When I went away to college in 1977, my parents loaded up a car and hauled me to Flagstaff, hauled my junk into a dorm, took me to lunch with my sister and then amscrayed, all the better to get home to Phoenix and enjoy their new, blessedly empty, nest. I don’t recall anyone getting misty-eyed; in fact, my dad had let me know in no uncertain terms that I was getting sent to college so they wouldn’t have to deal with my mouthy seventeen-year-old self for a while.
I don’t blame them; I WAS really mouthy and the youngest of five really mouthy kids and I imagine they had seen the light at the end of the tunnel and just couldn’t hold their breath anymore, seeing as how they’d gone twenty-six years without going completely postal on us.
I went home a lot that first semester, and was a little puzzled when the response from the ‘rents was underwhelming, at best. One of the older sibs explained it to me: “If you want a big welcome, you have to not come home so much.”

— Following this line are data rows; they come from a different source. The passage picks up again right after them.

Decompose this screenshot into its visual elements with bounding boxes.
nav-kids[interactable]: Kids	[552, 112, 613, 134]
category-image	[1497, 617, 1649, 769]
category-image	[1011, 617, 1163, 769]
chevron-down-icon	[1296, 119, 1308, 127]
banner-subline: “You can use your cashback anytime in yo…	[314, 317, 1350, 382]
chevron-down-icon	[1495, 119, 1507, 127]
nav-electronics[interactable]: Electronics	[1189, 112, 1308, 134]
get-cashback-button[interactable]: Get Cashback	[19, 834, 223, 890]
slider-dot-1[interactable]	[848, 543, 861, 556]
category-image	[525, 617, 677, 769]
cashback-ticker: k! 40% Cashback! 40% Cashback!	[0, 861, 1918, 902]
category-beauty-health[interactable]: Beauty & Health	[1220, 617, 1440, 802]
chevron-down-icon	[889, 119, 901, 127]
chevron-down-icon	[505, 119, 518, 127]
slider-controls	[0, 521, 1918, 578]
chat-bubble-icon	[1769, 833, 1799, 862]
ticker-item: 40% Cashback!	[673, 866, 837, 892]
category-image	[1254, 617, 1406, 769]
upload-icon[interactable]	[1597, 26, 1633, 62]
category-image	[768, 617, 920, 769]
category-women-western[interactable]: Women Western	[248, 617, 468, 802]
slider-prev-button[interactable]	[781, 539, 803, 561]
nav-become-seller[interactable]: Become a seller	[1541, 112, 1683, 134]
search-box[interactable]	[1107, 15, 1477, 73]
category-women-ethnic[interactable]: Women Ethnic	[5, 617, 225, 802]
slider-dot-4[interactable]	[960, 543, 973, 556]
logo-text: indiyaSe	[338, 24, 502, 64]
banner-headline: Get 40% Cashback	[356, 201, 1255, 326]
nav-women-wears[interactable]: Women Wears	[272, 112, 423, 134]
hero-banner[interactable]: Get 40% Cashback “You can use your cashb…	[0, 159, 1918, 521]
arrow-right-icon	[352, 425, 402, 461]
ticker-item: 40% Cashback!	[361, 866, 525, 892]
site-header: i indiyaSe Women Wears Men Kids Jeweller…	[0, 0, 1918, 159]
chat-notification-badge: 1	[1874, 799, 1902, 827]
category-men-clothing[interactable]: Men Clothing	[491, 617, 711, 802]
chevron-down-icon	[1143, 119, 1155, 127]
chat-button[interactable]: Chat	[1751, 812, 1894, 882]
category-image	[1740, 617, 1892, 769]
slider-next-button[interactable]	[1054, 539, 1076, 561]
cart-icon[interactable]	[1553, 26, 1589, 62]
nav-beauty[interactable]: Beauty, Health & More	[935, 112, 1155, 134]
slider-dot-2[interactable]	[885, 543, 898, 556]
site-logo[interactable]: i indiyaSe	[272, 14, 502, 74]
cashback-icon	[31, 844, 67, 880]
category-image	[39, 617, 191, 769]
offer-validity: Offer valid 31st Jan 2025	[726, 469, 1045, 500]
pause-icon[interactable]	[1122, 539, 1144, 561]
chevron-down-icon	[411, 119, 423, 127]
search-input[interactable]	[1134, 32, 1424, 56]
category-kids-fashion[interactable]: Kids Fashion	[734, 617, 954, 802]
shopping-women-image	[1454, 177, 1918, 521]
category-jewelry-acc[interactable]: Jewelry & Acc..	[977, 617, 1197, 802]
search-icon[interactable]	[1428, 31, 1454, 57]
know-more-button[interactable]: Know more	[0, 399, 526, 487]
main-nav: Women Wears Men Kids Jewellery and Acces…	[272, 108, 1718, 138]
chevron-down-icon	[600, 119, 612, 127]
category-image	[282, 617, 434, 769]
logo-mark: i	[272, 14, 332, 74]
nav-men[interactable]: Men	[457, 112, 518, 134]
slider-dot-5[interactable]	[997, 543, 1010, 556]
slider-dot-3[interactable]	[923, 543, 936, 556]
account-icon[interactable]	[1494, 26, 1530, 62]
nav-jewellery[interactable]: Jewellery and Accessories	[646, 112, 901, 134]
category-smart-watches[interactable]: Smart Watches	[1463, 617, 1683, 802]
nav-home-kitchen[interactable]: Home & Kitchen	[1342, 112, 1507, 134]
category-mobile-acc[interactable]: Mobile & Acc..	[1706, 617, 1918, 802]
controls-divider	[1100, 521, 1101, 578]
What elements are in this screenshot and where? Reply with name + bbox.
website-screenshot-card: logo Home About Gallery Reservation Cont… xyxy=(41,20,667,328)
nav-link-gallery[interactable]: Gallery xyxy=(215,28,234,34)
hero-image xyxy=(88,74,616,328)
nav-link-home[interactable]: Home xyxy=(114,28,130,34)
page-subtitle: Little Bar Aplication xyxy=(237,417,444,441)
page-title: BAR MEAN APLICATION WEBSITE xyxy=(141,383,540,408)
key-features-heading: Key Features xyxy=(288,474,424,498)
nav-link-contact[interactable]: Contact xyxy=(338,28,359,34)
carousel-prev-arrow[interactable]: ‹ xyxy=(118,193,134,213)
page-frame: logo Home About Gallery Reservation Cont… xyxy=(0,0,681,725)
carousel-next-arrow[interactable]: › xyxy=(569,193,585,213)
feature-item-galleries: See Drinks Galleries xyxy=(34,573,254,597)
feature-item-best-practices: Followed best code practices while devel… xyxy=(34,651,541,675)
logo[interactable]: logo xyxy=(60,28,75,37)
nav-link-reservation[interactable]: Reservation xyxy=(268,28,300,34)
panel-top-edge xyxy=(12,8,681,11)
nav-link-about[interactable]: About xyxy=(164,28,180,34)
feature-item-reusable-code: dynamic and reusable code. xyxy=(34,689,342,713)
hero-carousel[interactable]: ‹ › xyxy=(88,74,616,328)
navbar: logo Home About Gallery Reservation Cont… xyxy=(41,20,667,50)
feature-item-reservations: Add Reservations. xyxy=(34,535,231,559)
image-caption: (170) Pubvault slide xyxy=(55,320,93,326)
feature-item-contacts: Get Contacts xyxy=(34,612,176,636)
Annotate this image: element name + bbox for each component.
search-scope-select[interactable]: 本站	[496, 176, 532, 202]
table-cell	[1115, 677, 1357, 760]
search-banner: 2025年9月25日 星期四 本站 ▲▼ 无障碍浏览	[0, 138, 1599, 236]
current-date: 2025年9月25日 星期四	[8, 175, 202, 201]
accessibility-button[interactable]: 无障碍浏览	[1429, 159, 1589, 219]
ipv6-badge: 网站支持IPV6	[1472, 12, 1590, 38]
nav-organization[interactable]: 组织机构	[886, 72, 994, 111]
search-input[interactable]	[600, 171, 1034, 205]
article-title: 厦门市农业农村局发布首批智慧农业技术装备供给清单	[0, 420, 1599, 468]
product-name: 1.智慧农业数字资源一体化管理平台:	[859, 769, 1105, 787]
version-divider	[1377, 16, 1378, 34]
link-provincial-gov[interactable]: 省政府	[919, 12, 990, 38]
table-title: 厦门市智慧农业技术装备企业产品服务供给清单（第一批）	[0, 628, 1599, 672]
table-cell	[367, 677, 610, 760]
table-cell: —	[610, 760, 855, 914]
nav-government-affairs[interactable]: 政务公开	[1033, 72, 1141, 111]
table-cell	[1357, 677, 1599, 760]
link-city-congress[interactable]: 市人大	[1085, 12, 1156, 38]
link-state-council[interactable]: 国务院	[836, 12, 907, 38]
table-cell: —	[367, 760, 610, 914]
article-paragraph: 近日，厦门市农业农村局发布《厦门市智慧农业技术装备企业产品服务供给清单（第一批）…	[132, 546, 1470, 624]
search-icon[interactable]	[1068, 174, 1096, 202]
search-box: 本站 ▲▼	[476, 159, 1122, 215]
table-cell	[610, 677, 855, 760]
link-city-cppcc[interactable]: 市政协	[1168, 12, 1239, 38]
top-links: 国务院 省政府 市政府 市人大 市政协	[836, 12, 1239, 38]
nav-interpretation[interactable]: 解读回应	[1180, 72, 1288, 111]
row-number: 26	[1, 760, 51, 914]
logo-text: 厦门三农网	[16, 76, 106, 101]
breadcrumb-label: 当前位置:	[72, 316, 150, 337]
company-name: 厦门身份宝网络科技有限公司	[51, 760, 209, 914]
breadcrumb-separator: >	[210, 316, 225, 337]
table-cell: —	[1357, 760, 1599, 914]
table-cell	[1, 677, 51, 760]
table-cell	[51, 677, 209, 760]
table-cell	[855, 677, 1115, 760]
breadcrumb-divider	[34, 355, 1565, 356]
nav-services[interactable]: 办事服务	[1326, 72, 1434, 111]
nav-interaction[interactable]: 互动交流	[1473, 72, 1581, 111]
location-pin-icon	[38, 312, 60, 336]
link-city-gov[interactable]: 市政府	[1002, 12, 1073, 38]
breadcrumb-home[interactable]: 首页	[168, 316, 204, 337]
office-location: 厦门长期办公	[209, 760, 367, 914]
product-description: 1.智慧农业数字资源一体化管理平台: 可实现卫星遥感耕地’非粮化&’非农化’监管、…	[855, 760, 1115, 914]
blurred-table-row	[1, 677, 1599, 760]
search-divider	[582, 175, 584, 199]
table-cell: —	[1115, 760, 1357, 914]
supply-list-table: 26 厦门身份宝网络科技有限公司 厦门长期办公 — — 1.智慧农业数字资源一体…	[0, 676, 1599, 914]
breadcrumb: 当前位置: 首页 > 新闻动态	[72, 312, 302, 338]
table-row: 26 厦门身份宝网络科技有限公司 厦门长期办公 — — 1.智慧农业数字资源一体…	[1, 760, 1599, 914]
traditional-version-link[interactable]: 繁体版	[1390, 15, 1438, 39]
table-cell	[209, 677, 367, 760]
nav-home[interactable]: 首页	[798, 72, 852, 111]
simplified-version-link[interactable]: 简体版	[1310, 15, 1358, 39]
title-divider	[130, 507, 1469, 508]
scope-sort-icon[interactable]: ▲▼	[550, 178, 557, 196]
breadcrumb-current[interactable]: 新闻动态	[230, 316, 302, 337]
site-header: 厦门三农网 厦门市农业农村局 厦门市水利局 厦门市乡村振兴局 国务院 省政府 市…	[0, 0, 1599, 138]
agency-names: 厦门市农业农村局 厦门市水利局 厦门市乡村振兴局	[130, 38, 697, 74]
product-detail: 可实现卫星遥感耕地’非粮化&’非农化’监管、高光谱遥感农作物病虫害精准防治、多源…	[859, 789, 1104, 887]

I never went back, at least not to stay.
Times have changed, to say the least. I am reminded of the day I took my oldest to kindergarten sixteen years ago, and a bunch of us parents stood in the lanai waving through the windows before the teacher shooed us away.
I am appalled that some mother stayed in the dorm with her daughter for four days. I am even more appalled that it took four days for the roommate to complain. I wonder how these kids are going to live as adults on their own, or if an entire generation is condemned to not being able to cross the street to their Wall Street investment jobs without Mommy holding their hands.
My second daughter insisted on going away to her college orientation alone. It was in the spring, and required an overnight stay in a town about 90 miles away. If your parents came with you, you stayed the night in one dorm, and the parents stayed in another. Abby was the only kid who showed up alone. I was cringing a little inside, thinking that all the other parents must have thought no one loved her, or that she was an orphan or something, when she informed me that one mom had pitched a fit when told of the sleeping arrangements, because she didn’t want to be separated from her lambkins.
I quit cringing when Abby wondered what that woman was going to do when Lambkins has to come back here and stay by himself for a whole school year.
So far, we’ve gotten two kids into college (who, if I may boast, pay for almost the whole thing themselves with scholarships and jobs and some loans and with only a little help from their parents) and I’ve tried so hard to a) let them handle things as much as they feel able and b) let them know that if they need anything I’ll be there in a heartbeat. They pride themselves on their independence, and I am so proud of how well they manage their lives.
But I always figured it was my job to prepare them for being adults, on their own. If you (and I don’t mean you, of course, just the you who couldn’t leave the dorm room for four days) haven’t completed Job One, what have you been doing?